To be clear, it’s the awkward and dictatorial process (a mandate from the feds to the locals) and not the public vote itself that is wrong. As we editorialized March 11, it’s the local leaders who “must find a way to put these issues on a countywide ballot as a nonbinding advisory vote,” and not some federal panel inside the Beltway.
And that’s why we’re glad committee chairman Rep. John Mica, R-Fla., allowed Herrera Beutler’s addition to an amendment to be removed.
The figurative tug-of-war between DeFazio and Herrera Beutler demonstrates how the CRC has become as controversial as it is complex. The Democrat from Springfield said he is “not sure what she’s trying to do here, except to perhaps excite people and appeal to a certain constituency in Vancouver — I have no idea if it’s a majority or minority.”
The Republican from Camas aggressively declared, “You’re darn straight I am going to do everything in my power to make sure the people I represent are asked to approve whether or not they’re going to put their hard-earned tax dollars into a federal program. People are going to be asked to pay for maintenance and operation (of light rail). … Those people who are going to be required to pay this money have a right to say,’Yes, we want this project,’ or ‘No, we don’t want this project.’”

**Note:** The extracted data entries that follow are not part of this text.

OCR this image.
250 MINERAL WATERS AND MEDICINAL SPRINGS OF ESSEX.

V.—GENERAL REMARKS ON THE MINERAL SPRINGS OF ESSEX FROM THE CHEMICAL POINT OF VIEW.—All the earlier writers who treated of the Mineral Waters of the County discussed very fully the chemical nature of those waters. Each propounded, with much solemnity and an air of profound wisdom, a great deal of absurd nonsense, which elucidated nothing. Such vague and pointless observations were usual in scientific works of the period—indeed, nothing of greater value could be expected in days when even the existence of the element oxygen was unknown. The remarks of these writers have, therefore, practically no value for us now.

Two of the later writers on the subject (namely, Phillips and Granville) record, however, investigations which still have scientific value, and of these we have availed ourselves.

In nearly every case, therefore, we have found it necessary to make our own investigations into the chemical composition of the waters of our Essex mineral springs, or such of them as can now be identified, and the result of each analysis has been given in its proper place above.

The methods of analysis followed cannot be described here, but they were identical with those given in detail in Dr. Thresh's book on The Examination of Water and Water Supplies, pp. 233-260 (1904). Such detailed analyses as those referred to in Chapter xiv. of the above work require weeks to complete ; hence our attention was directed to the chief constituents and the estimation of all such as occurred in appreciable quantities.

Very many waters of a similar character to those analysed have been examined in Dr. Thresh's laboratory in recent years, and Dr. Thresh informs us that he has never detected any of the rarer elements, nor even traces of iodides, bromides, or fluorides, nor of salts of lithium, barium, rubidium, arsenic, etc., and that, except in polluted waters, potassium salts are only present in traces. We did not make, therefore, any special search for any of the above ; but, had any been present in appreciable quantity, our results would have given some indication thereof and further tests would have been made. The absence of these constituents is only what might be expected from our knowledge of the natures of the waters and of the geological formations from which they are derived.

We agree with part but not all of that statement. Herrera Beutler’s eagerness to “do everything in my power” is commendable, but it shouldn’t include getting Congress to force Vancouver or Clark County (or any other local jurisdiction) to conduct a local referendum on a public works project.
Specifically, according to the language Herrera Beutler inserted into the amendment: “The public referendum shall include jurisdictions responsible for providing such share of funding only where the jurisdiction does not have an existing fixed guideway public transportation system.” And such wording, as The Columbian’s Andrea Damewood reported in a Friday story, made it clear that in this case, only Clark County would need to hold the vote.
The representatives wandered off onto a side argument about whether this maneuver constituted an earmark (DeFazio’s contention). It doesn’t really matter. The language was removed, and as Mica noted in a benediction of sorts: “Things are a little touchy here. I want parties to go back and try and resolve the issue. We could go on and on here.”
And we likely will, which is a good thing. It’s all a proper part of the vetting process. Much of the CRC will be funded by the feds, which will be understandably conditional. But a significant local contribution also is necessary. And that’s why local voters should be allowed to speak … as allowed by local leaders, not mandated by Congress.